IEEE double has a 52-bit mantissa, plus there is a hidden bit, so effectively 53-bit mantissa. So you can exactly represent all integers up to 53 binary bits in IEEE double exactly. So 53 1's would be the largest integer with all 1's. Add one to that and you get a 54-bit integer that is a 1 followed by 53 0's, which because of the trailing 0's is also exactly representable in IEEE double (i.e., the last 0 is not representable, but because it is a 0 it doesn't affect the value).

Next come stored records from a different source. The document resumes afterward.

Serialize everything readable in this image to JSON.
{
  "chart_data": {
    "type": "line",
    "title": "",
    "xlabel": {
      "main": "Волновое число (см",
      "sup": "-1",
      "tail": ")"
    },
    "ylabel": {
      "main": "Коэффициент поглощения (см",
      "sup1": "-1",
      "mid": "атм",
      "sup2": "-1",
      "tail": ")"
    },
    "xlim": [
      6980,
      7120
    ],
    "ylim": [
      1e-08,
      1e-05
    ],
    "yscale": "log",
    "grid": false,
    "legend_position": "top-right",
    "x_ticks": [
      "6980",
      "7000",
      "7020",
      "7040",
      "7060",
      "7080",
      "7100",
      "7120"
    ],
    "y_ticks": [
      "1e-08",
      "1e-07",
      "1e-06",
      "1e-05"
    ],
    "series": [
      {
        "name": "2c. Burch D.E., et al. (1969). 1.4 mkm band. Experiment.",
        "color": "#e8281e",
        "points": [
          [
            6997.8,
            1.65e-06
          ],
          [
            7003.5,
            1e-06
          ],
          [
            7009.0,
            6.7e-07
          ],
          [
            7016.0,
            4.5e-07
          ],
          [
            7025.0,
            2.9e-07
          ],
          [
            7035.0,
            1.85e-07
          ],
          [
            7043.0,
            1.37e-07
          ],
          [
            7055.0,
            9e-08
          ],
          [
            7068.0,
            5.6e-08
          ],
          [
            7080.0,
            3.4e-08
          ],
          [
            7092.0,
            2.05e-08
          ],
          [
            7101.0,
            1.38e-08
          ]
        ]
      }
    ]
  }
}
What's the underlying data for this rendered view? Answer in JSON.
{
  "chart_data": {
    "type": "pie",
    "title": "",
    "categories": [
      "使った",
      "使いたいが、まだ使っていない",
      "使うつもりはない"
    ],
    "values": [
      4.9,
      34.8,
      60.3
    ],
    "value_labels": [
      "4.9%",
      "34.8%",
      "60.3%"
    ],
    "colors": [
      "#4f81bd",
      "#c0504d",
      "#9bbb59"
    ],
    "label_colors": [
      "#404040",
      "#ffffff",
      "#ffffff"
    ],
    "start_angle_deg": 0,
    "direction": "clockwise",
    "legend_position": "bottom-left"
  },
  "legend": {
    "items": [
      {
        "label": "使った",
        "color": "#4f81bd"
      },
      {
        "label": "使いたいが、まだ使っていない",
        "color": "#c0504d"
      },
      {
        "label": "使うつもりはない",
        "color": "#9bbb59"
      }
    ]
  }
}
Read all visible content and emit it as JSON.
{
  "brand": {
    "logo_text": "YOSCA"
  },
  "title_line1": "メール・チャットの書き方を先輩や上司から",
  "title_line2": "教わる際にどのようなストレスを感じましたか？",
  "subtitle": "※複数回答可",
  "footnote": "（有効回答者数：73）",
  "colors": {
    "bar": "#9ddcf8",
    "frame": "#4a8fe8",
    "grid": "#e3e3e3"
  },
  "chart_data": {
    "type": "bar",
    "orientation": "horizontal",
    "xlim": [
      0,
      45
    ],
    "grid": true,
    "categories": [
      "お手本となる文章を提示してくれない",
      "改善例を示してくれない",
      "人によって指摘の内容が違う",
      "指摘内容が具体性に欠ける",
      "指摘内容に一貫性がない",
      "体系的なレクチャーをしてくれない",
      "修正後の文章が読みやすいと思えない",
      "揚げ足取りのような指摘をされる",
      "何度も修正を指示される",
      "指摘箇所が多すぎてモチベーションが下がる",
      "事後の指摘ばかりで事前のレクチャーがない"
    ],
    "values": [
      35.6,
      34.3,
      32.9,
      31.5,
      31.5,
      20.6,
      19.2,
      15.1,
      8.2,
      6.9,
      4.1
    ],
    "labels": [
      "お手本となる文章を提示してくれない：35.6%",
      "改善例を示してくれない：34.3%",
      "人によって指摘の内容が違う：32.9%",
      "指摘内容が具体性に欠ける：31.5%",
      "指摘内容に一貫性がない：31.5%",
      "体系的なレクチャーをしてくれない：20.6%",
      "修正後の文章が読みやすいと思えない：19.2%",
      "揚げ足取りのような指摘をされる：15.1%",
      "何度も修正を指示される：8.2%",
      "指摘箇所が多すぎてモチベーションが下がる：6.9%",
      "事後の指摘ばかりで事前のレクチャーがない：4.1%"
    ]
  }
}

Add one more to that and you get a 54-bit integer that is a 1 followed by 52 0's followed by a 1. This is not representable exactly in IEEE double because of the 53-bit mantissa limitation. So the smallest integer number that cannot be represented exactly in IEEE double is the 54-bit binary integer 100...001, which is decimal
2^53+1
E.g.,
>> num2strexact(2^53,'fixed')
ans =
'9007199254740992'
>> num2strexact(2^53+1,'fixed')
ans =
'9007199254740992' <-- IEEE Double can't handle that extra 1
>> uint64(2^53)
ans =
uint64
9007199254740992
>> uint64(2^53)+1
ans =
uint64
9007199254740993 <-- uint64 has full 64 bits available for value
>> dec2bin(2^53)
ans =
'100000000000000000000000000000000000000000000000000000'
>> dec2bin(uint64(2^53)+1)
ans =
'100000000000000000000000000000000000000000000000000001'
Another clue is to use eps( ) to find the value of the least significant bit:
>> eps(2^53)
ans =
2
Since this value is greater than 1, that tells you that we are beyond the precision of IEEE Double to handle neighboring integers exactly.